NUIM HIDAYAT

Idulfitri dan Bangsa yang Kehilangan Fitrahnya

***

Ulama besar Sayid Qutb setelah lebih kurang dua tahun kuliah di Amerika menyatakan kekecewaannya. Ia melihat masyarakat Amerika itu seperti mesin yang kehilangan nilai spiritualnya. Peradaban manusia yang kering, tidak disinari dengan Cahaya Ilahi. Kerja, kerja dan kerja. Tidak ada kerja dan doa atau kerja dan ibadah.

Ilmuwan Amerika, Danah Zohar dan Ian Marshall dalam bukunya ‘Spiritual Capital’ juga merasakan kegelisahannya melihat masyarakatnya sendiri. Ia jenuh melihat tetangga-tetangganya yang sering berantem. Ia dengan suaminya ke tanah air ‘menemui Ary Ginanjar’ untuk program bersama tentang pentingnya nilai spiritual.

Maka jangan heran para pemimpin Amerika tidak ada empatinya kepada masyarakat Palestina. Yahudi Israel yang telah membantai lebih dari seratus ribu orang Palestina tidak dicegahnya, bahkan malah dibantunya. Para pemimpin di sana kebanyakan Nasrani (Kristen) yang tak berdaya menghadapi lobi Yahudi Israel.

Israel bisa kita sebut sebagai bangsa yang kehilangan nilai spiritualnya. Bangsa ini jiwanya kotor penuh dengan kesombongan, dengki dan dendam. Mereka merasa dirinya sebagai bangsa terbaik, bangsa pilihan sehingga merasa bebas melakukan apa saja. Israel kehilangan empatinya kepada manusia lain di luar bangsanya. Sehingga kaum Yahudi yang tinggal di luar Israel banyak yang memusuhi bangsa Israel.

Ilmuwan Yahudi yang menentang pendirian negara Yahudi Israel diantaranya adalah Albert Einstein, Sigmund Freud, Noam Chomsky, Hannah Arendt dan Judah Magnes.

Albert Einstein, seorang fisikawan Yahudi terkenal, secara terbuka menentang pendirian Negara Israel di atas tanah Palestina. Ia menganggap pembentukan negara tersebut bertentangan dengan nilai-nilai esensial Yudaisme. Einstein bahkan pernah mengirim surat ke New York Times bersama sejumlah akademisi Yahudi lainnya untuk mengecam kunjungan Perdana Menteri Israel Menachem Begin ke Amerika Serikat. Ia menyamakan partai Begin dengan partai Nazi.

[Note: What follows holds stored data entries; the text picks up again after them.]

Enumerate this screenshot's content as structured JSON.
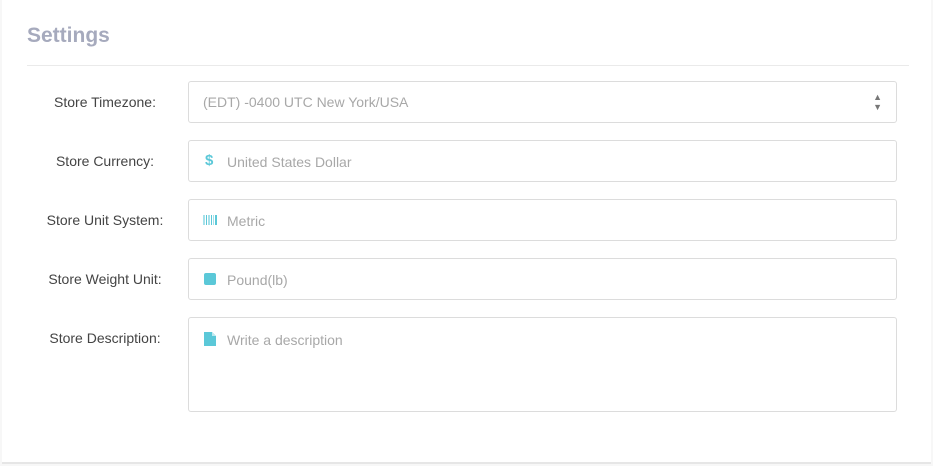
{
  "title": "Settings",
  "fields": [
    {
      "label": "Store Timezone:",
      "value": "(EDT) -0400 UTC New York/USA",
      "icon": "select-arrows-icon"
    },
    {
      "label": "Store Currency:",
      "placeholder": "United States Dollar",
      "icon": "dollar-icon"
    },
    {
      "label": "Store Unit System:",
      "placeholder": "Metric",
      "icon": "barcode-icon"
    },
    {
      "label": "Store Weight Unit:",
      "placeholder": "Pound(lb)",
      "icon": "square-icon"
    },
    {
      "label": "Store Description:",
      "placeholder": "Write a description",
      "icon": "file-icon"
    }
  ],
  "colors": {
    "accent": "#5bc8d8",
    "title": "#a6aabd"
  }
}
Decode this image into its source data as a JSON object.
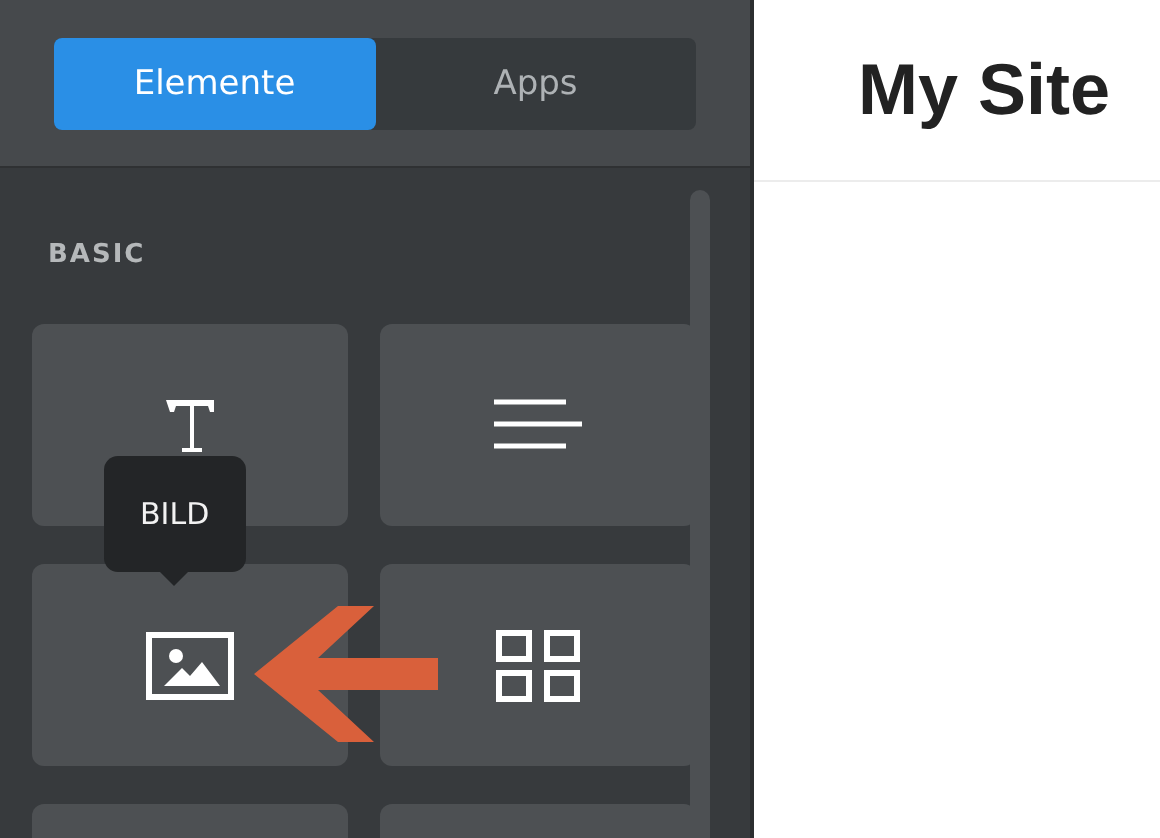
{
  "sidebar": {
    "tabs": [
      {
        "label": "Elemente",
        "selected": true
      },
      {
        "label": "Apps",
        "selected": false
      }
    ],
    "section_title": "BASIC",
    "tiles": [
      {
        "kind": "text"
      },
      {
        "kind": "paragraph"
      },
      {
        "kind": "image",
        "tooltip": "BILD"
      },
      {
        "kind": "gallery"
      },
      {
        "kind": "blank"
      },
      {
        "kind": "blank"
      }
    ]
  },
  "page": {
    "title": "My Site"
  }
}
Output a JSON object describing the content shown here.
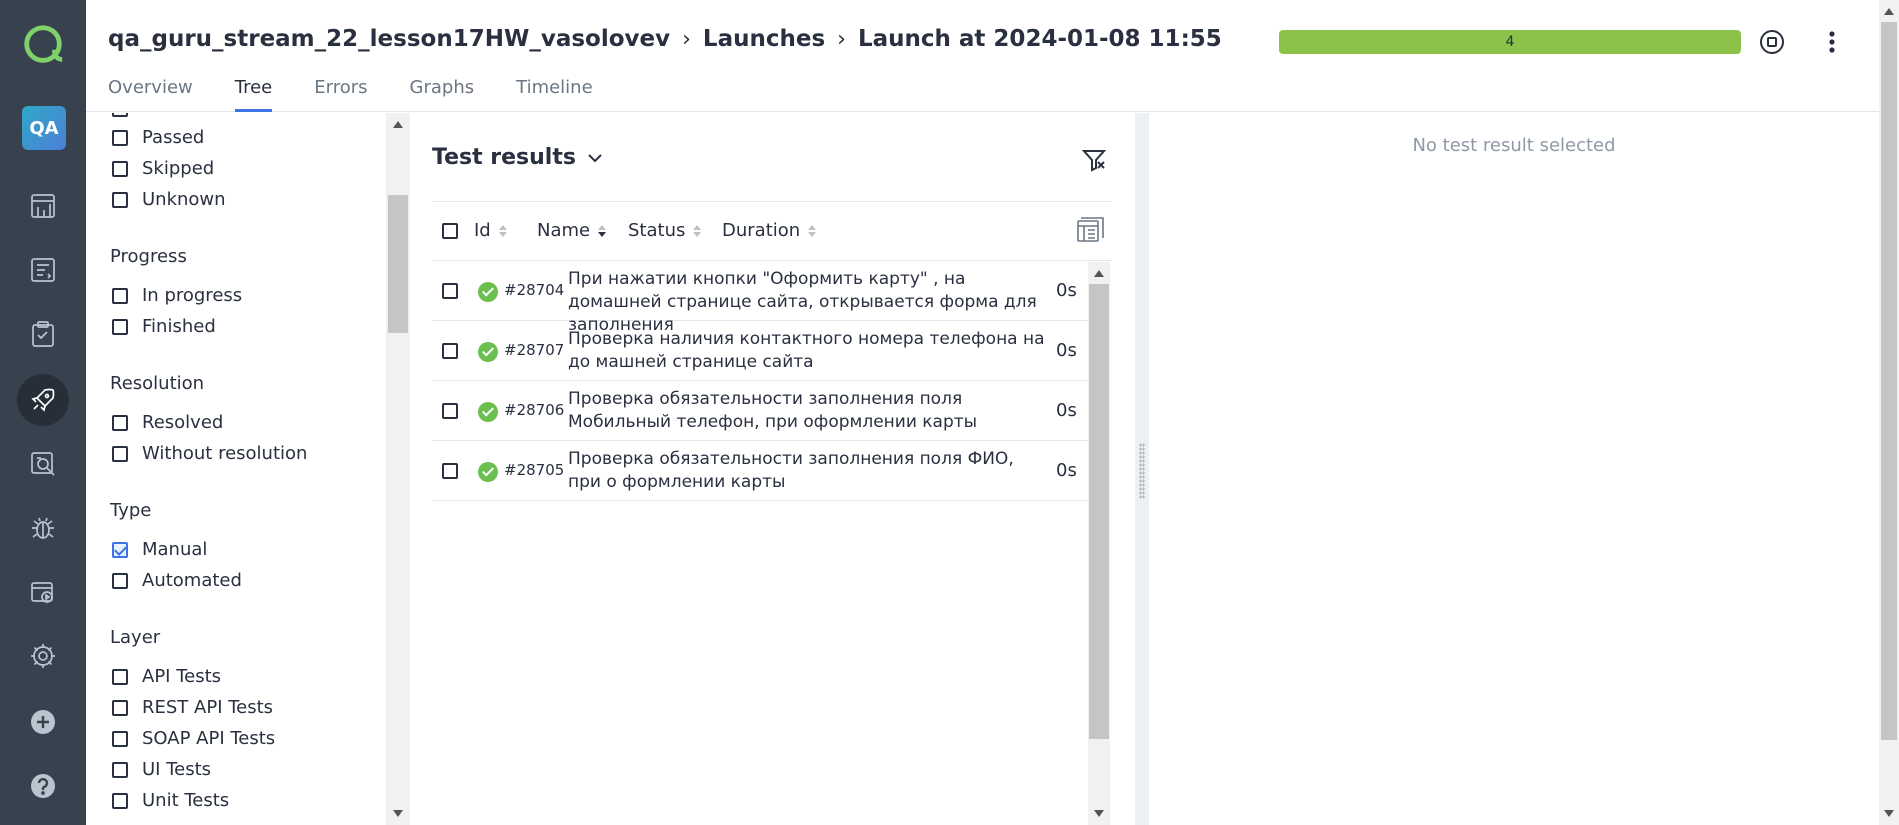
{
  "nav": {
    "logo_icon": "allure-logo-icon",
    "project_avatar": "QA",
    "items": [
      {
        "icon": "dashboard-icon"
      },
      {
        "icon": "test-cases-icon"
      },
      {
        "icon": "test-plans-icon"
      },
      {
        "icon": "launches-icon",
        "active": true
      },
      {
        "icon": "analytics-icon"
      },
      {
        "icon": "defects-icon"
      },
      {
        "icon": "jobs-icon"
      },
      {
        "icon": "settings-icon"
      },
      {
        "icon": "add-icon"
      },
      {
        "icon": "help-icon"
      }
    ]
  },
  "header": {
    "breadcrumbs": {
      "project": "qa_guru_stream_22_lesson17HW_vasolovev",
      "section": "Launches",
      "launch": "Launch at 2024-01-08 11:55"
    },
    "progress_count": "4",
    "progress_passed_fraction": 1.0,
    "progress_color": "#8bc34a",
    "tabs": [
      {
        "label": "Overview"
      },
      {
        "label": "Tree",
        "active": true
      },
      {
        "label": "Errors"
      },
      {
        "label": "Graphs"
      },
      {
        "label": "Timeline"
      }
    ]
  },
  "filters": {
    "status_options": [
      "Passed",
      "Skipped",
      "Unknown"
    ],
    "progress": {
      "title": "Progress",
      "options": [
        "In progress",
        "Finished"
      ]
    },
    "resolution": {
      "title": "Resolution",
      "options": [
        "Resolved",
        "Without resolution"
      ]
    },
    "type": {
      "title": "Type",
      "options": [
        {
          "label": "Manual",
          "checked": true
        },
        {
          "label": "Automated",
          "checked": false
        }
      ]
    },
    "layer": {
      "title": "Layer",
      "options": [
        "API Tests",
        "REST API Tests",
        "SOAP API Tests",
        "UI Tests",
        "Unit Tests"
      ]
    }
  },
  "results": {
    "title": "Test results",
    "columns": {
      "id": "Id",
      "name": "Name",
      "status": "Status",
      "duration": "Duration"
    },
    "rows": [
      {
        "id": "#28704",
        "name": "При нажатии кнопки \"Оформить карту\" , на домашней странице сайта, открывается форма для заполнения",
        "duration": "0s",
        "status": "passed"
      },
      {
        "id": "#28707",
        "name": "Проверка наличия контактного номера телефона на до машней странице сайта",
        "duration": "0s",
        "status": "passed"
      },
      {
        "id": "#28706",
        "name": "Проверка обязательности заполнения поля Мобильный телефон, при оформлении карты",
        "duration": "0s",
        "status": "passed"
      },
      {
        "id": "#28705",
        "name": "Проверка обязательности заполнения поля ФИО, при о формлении карты",
        "duration": "0s",
        "status": "passed"
      }
    ]
  },
  "detail": {
    "empty_text": "No test result selected"
  },
  "colors": {
    "rail_bg": "#38424e",
    "accent": "#3d72e4",
    "passed": "#6bbf4e"
  }
}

Kaum kafir mungkin ahli dalam bidang fisik atau keduniaan, tapi mereka bodoh dalam dunia kejiwaan (spiritual). Tidak ada nilai-nilai mulia tasawuf dalam kehidupan mereka. Tasawuf yang dilandasi keimanan kepada Allah dan Rasulnya. Mereka menyembah hawa nafsunya di dunia dan ujungnya adalah membuat kerusakan manusia lain dan kehidupan.

Allah swt mengingatkan,

أَفَرَأَيْتَ مَنِ اتَّخَذَ إِلَٰهَهُ هَوَاهُ وَأَضَلَّهُ اللَّهُ عَلَىٰ عِلْمٍ وَخَتَمَ عَلَىٰ سَمْعِهِ وَقَلْبِهِ وَجَعَلَ عَلَىٰ بَصَرِهِ غِشَاوَةً فَمَنْ يَهْدِيهِ مِنْ بَعْدِ اللَّهِ ۚ أَفَلَا تَذَكَّرُونَ

“Maka pernahkah kamu melihat orang yang menjadikan hawa nafsunya sebagai tuhannya dan Allah membiarkannya berdasarkan ilmu-Nya dan Allah telah mengunci mati pendengaran dan hatinya dan meletakkan tutupan atas penglihatannya? Maka siapakah yang akan memberinya petunjuk sesudah Allah (membiarkannya sesat). Maka mengapa kamu tidak mengambil pelajaran?” (QS al Jatsiyah 23)

Alhamdulillah kita Muslim dan fitrah kita mendorong untuk berbuat kebaikan dan bertindak adil kepada manusia atau bangsa lain. Wallahu alimun hakim.[]

Nuim Hidayat, Direktur Forum Studi Sosial Politik.